In teams that do collaborate well together (not always the case!) the field team would request a new POC from a central team who would then update the source of truth (excel) with the new connection. With multiple teams all accessing the one sheet at different times, we have seen first hand where the Excel gets saved over and streams of data of design changes have been lost forever.

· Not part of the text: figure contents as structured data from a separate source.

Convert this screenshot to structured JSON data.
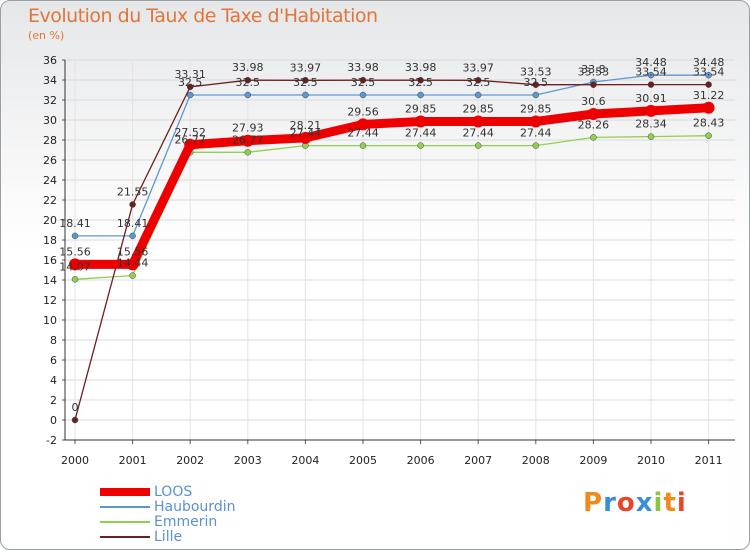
{
  "chart_data": {
    "type": "line",
    "title": "Evolution du Taux de Taxe d'Habitation",
    "subtitle": "(en %)",
    "categories": [
      "2000",
      "2001",
      "2002",
      "2003",
      "2004",
      "2005",
      "2006",
      "2007",
      "2008",
      "2009",
      "2010",
      "2011"
    ],
    "ylim": [
      -2,
      36
    ],
    "yticks": [
      -2,
      0,
      2,
      4,
      6,
      8,
      10,
      12,
      14,
      16,
      18,
      20,
      22,
      24,
      26,
      28,
      30,
      32,
      34,
      36
    ],
    "series": [
      {
        "name": "LOOS",
        "color": "#ee0000",
        "values": [
          15.56,
          15.56,
          27.52,
          27.93,
          28.21,
          29.56,
          29.85,
          29.85,
          29.85,
          30.6,
          30.91,
          31.22
        ],
        "labels": [
          "15.56",
          "15.56",
          "27.52",
          "27.93",
          "28.21",
          "29.56",
          "29.85",
          "29.85",
          "29.85",
          "30.6",
          "30.91",
          "31.22"
        ]
      },
      {
        "name": "Haubourdin",
        "color": "#5d97d3",
        "values": [
          18.41,
          18.41,
          32.5,
          32.5,
          32.5,
          32.5,
          32.5,
          32.5,
          32.5,
          33.8,
          34.48,
          34.48
        ],
        "labels": [
          "18.41",
          "18.41",
          "32.5",
          "32.5",
          "32.5",
          "32.5",
          "32.5",
          "32.5",
          "32.5",
          "33.8",
          "34.48",
          "34.48"
        ]
      },
      {
        "name": "Emmerin",
        "color": "#8fd14f",
        "values": [
          14.07,
          14.44,
          26.77,
          26.77,
          27.44,
          27.44,
          27.44,
          27.44,
          27.44,
          28.26,
          28.34,
          28.43
        ],
        "labels": [
          "14.07",
          "14.44",
          "26.77",
          "26.77",
          "27.44",
          "27.44",
          "27.44",
          "27.44",
          "27.44",
          "28.26",
          "28.34",
          "28.43"
        ]
      },
      {
        "name": "Lille",
        "color": "#6b1f1f",
        "values": [
          0,
          21.55,
          33.31,
          33.98,
          33.97,
          33.98,
          33.98,
          33.97,
          33.53,
          33.53,
          33.54,
          33.54
        ],
        "labels": [
          "0",
          "21.55",
          "33.31",
          "33.98",
          "33.97",
          "33.98",
          "33.98",
          "33.97",
          "33.53",
          "33.53",
          "33.54",
          "33.54"
        ]
      }
    ]
  },
  "logo": {
    "text": "Proxiti",
    "letters": [
      "P",
      "r",
      "o",
      "x",
      "i",
      "t",
      "i"
    ]
  }
}
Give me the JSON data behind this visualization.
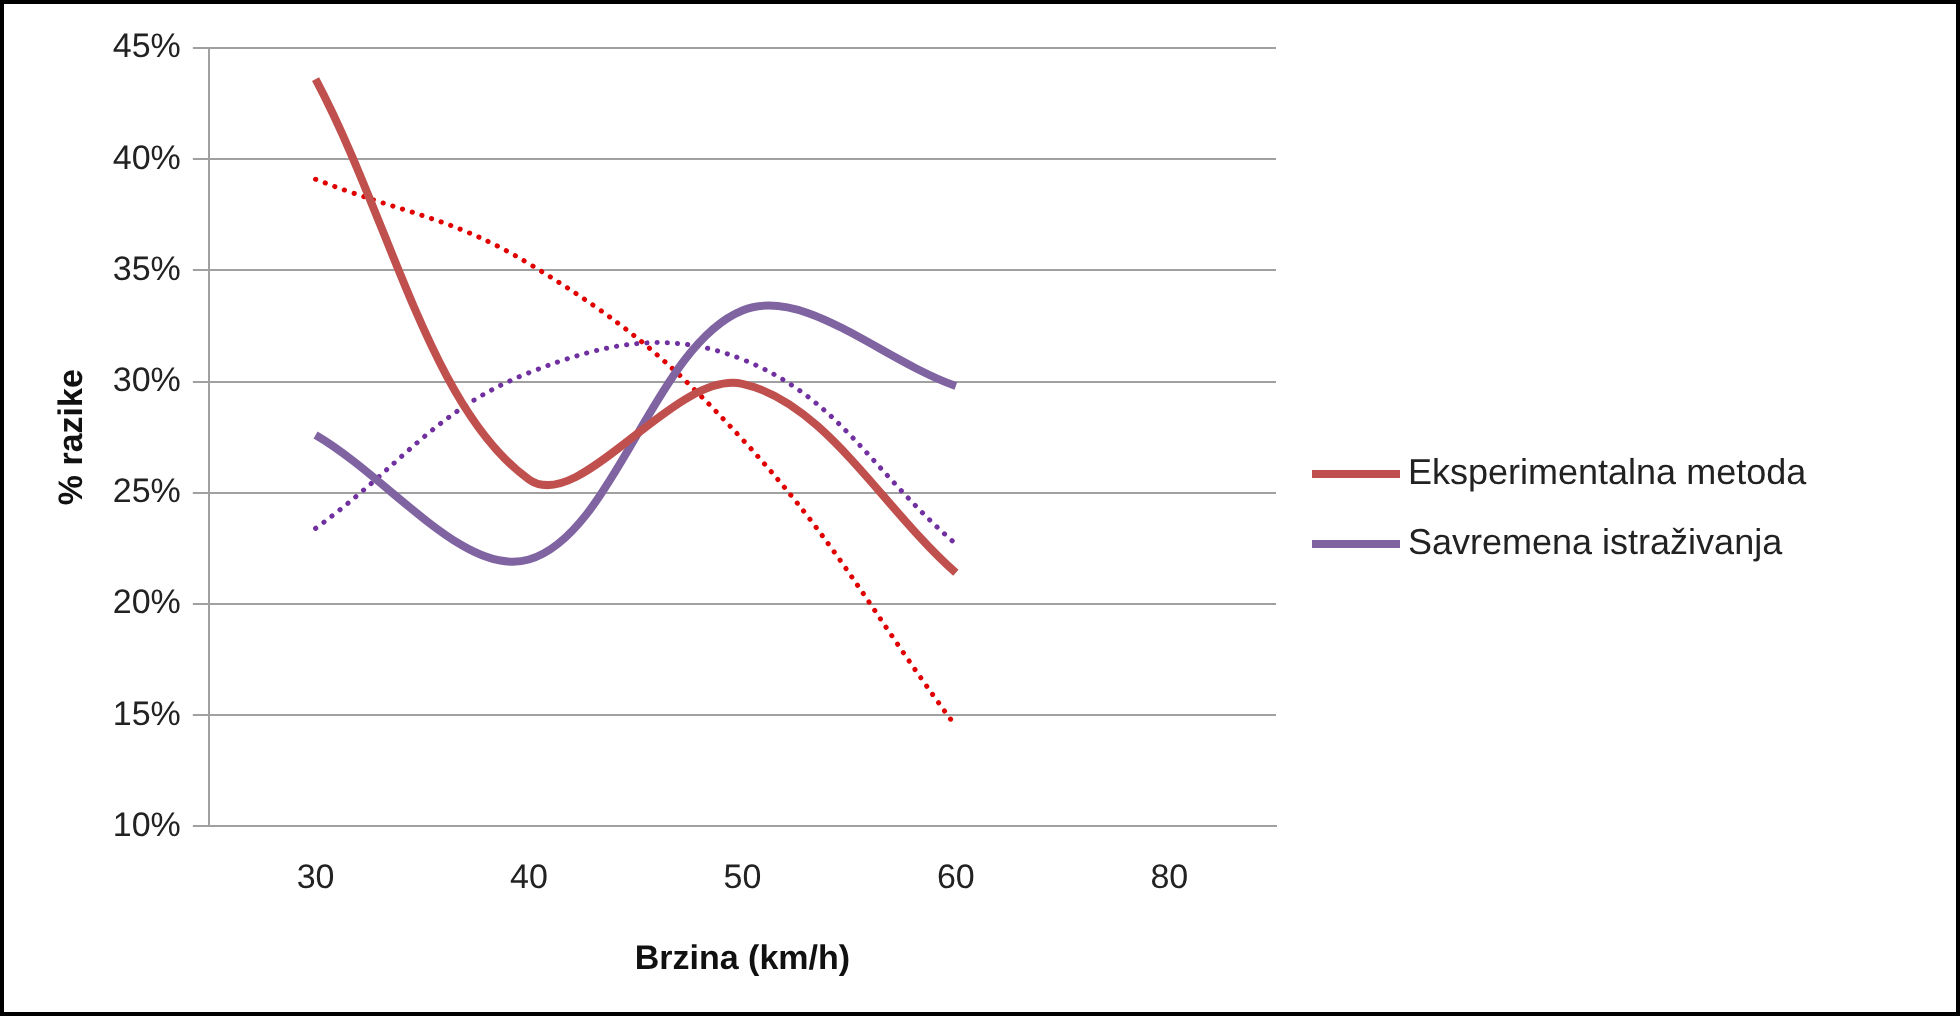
{
  "chart_data": {
    "type": "line",
    "xlabel": "Brzina (km/h)",
    "ylabel": "% razike",
    "categories": [
      "30",
      "40",
      "50",
      "60",
      "80"
    ],
    "series": [
      {
        "name": "Eksperimentalna metoda",
        "color": "#c0504d",
        "values": [
          43.6,
          25.6,
          29.9,
          21.4,
          null
        ]
      },
      {
        "name": "Savremena istraživanja",
        "color": "#8064a2",
        "values": [
          27.6,
          22.0,
          33.2,
          29.8,
          null
        ]
      },
      {
        "type": "line",
        "color": "#e00000",
        "line_style": "dotted",
        "values": [
          39.1,
          35.3,
          27.4,
          14.5,
          null
        ]
      },
      {
        "type": "line",
        "color": "#7030a0",
        "line_style": "dotted",
        "values": [
          23.4,
          30.4,
          31.0,
          22.7,
          null
        ]
      }
    ],
    "ylim": [
      10,
      45
    ],
    "yticks": [
      {
        "value": 10,
        "label": "10%"
      },
      {
        "value": 15,
        "label": "15%"
      },
      {
        "value": 20,
        "label": "20%"
      },
      {
        "value": 25,
        "label": "25%"
      },
      {
        "value": 30,
        "label": "30%"
      },
      {
        "value": 35,
        "label": "35%"
      },
      {
        "value": 40,
        "label": "40%"
      },
      {
        "value": 45,
        "label": "45%"
      }
    ],
    "grid": "y",
    "legend": "right",
    "line_style": "solid",
    "marker": "none"
  }
}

Lessons Learned and Recommendations

The NHS test-and-trace failure highlights the dangers of relying on outdated and manual data management processes. For large projects like semiconductor fab facility construction, it is crucial to adopt more automated and robust data management solutions. Here are some recommendations:

  • Adopt a Centralized Database: Use a robust database system that can handle large volumes of data and provides real-time access to all stakeholders. Systems like SQL, Oracle, or cloud-based databases offer superior data integrity and scalability.
  • Implement Automated Data Integration: Automate the data integration process to reduce the risk of human error. Tools like ETL (Extract, Transform, Load) can automate the extraction of data from various sources, transforming it into the required format and loading it into a centralized database.
  • Utilize Advanced Data Analytics Tools: Leverage advanced data analytics and business intelligence tools that can handle large datasets and provide meaningful insights. Tools like Tableau, Power BI, and SAS offer powerful data visualization and analysis capabilities.
  • Regular Data Audits and Validation: Conduct regular data audits and validation checks to ensure data accuracy and consistency. Implement automated validation rules to detect and correct errors early.
  • Train Staff on Data Management Best Practices: Ensure that all project stakeholders are trained in data management best practices and understand the importance of data integrity. Regular training and updates can help mitigate human errors.

Conclusion

Excel has its place in data management due to its flexibility and ease of use. However, for large, complex projects involving multiple stakeholders, such as the construction of semiconductor fab facilities, relying solely on Excel can be a recipe for disaster. And a lot of companies do!

The UK’s test-and-trace system failure serves as a stark reminder of the importance of maintaining data integrity through robust, automated processes. By adopting advanced data management solutions and ensuring all stakeholders are aligned on best practices, your project has a much better chance of being delivered on time and within budget.